# Filtering columns and rows in pandas

This notebook has a little more detail on selecting and filtering data in pandas. We'll use the MLB salary data as an example -- a CSV lives at `'../data/mlb.csv'`.

In [2]:
# import pandas
import pandas as pd

In [3]:
# use the read_csv() method to create a data frame
df = pd.read_csv('../data/mlb.csv')

In [4]:
# use the `head()` method to check out what we've got
df.head()

Unnamed: 0,NAME,TEAM,POS,SALARY,START_YEAR,END_YEAR,YEARS
0,Clayton Kershaw,LAD,SP,33000000,2014,2020,7
1,Zack Greinke,ARI,SP,31876966,2016,2021,6
2,David Price,BOS,SP,30000000,2016,2022,7
3,Miguel Cabrera,DET,1B,28000000,2014,2023,10
4,Justin Verlander,DET,SP,28000000,2013,2019,7


### Selecting one column of data

You can select a column of data using dot notation `.` or bracket notation: `[]`.

If you want to select a single column of data and the column name doesn't have spaces, you can use a period ("dot notation"). You could also pass the name of the column as a string inside square brackets ("bracket notation"); if your column names have spaces (avoid this if you can), you _must_ use bracket notation.

Let's say we wanted to select the `TEAM` column. We could do this:

In [None]:
df.TEAM

... or we could do this:

In [None]:
df['TEAM']

Either works. And: Not a huge deal, but it's generally good practice to pick one and stay consistent, at least within the same script.
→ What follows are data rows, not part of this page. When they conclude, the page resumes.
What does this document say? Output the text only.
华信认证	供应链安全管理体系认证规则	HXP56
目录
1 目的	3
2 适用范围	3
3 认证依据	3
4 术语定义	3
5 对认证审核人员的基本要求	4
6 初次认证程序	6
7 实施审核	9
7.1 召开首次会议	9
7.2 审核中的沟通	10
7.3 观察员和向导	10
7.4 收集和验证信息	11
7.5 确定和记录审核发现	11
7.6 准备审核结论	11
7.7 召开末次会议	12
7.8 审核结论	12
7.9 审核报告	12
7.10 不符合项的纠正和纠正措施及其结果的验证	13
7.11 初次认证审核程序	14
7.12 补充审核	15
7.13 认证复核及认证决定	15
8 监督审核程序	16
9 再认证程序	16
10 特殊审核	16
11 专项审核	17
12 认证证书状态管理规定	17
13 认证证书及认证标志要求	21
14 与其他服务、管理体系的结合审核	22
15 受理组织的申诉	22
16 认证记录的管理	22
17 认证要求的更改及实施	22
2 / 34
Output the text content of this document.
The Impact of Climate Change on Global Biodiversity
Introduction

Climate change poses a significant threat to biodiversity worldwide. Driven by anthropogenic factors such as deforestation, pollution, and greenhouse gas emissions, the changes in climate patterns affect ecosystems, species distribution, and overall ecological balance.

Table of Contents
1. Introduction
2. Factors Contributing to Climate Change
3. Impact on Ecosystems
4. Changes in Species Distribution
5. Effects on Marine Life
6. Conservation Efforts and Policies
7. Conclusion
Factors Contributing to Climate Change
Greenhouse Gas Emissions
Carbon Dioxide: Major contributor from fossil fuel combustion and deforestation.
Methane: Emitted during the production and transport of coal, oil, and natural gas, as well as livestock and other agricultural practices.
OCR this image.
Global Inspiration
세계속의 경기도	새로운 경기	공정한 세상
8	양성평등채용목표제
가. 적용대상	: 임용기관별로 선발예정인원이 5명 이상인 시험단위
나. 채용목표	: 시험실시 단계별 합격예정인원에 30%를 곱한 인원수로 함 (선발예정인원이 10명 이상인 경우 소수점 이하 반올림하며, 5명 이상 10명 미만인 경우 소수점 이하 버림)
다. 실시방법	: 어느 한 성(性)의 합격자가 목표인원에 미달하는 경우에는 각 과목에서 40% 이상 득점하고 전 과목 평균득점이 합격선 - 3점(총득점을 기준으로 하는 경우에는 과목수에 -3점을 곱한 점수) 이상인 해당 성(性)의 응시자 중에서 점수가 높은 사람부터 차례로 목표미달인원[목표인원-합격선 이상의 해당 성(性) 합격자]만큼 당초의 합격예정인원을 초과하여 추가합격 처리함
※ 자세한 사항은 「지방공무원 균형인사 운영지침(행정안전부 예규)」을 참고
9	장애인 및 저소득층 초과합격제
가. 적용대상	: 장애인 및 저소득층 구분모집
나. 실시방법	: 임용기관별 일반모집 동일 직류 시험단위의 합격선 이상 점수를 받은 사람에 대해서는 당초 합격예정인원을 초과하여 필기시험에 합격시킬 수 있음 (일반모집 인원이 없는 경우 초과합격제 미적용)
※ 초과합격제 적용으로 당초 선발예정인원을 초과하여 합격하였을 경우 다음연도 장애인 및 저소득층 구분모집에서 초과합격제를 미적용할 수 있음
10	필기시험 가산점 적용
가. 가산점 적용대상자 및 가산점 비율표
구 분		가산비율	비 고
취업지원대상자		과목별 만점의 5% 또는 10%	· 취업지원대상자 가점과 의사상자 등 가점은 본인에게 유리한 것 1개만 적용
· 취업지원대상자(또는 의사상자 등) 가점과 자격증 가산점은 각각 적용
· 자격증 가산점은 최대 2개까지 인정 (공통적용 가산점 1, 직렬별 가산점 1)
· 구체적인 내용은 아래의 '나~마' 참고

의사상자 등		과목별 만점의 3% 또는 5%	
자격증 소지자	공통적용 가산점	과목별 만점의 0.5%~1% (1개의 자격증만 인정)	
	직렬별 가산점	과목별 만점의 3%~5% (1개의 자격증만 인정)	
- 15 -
### Selecting multiple columns of data

To select multiple columns of data, you use _bracket notation_ -- but instead of putting a single column name inside the brackets, you hand it a _list_ of column names.

👉 For a refresher on _lists_, [check out this notebook](http://localhost:8888/notebooks/appendix/Python%20data%20types%20and%20basic%20syntax.ipynb#Lists).

Let's select the `NAME` and `TEAM` columns.

In [None]:
name_and_team = df[['NAME', 'TEAM']]

name_and_team.head()

Lots of square brackets happening there! An alternative: You could assign the list of column names that you want to select to its own variable to make things a little clearer.

In [5]:
cols_of_interest = ['TEAM', 'NAME']
df[cols_of_interest].head()

Unnamed: 0,TEAM,NAME
0,LAD,Clayton Kershaw
1,ARI,Zack Greinke
2,BOS,David Price
3,DET,Miguel Cabrera
4,DET,Justin Verlander


A good rule of thumb: If you can do anything in your script to make things clearer, or more explicit, for other people reading your code (including your future self), do it.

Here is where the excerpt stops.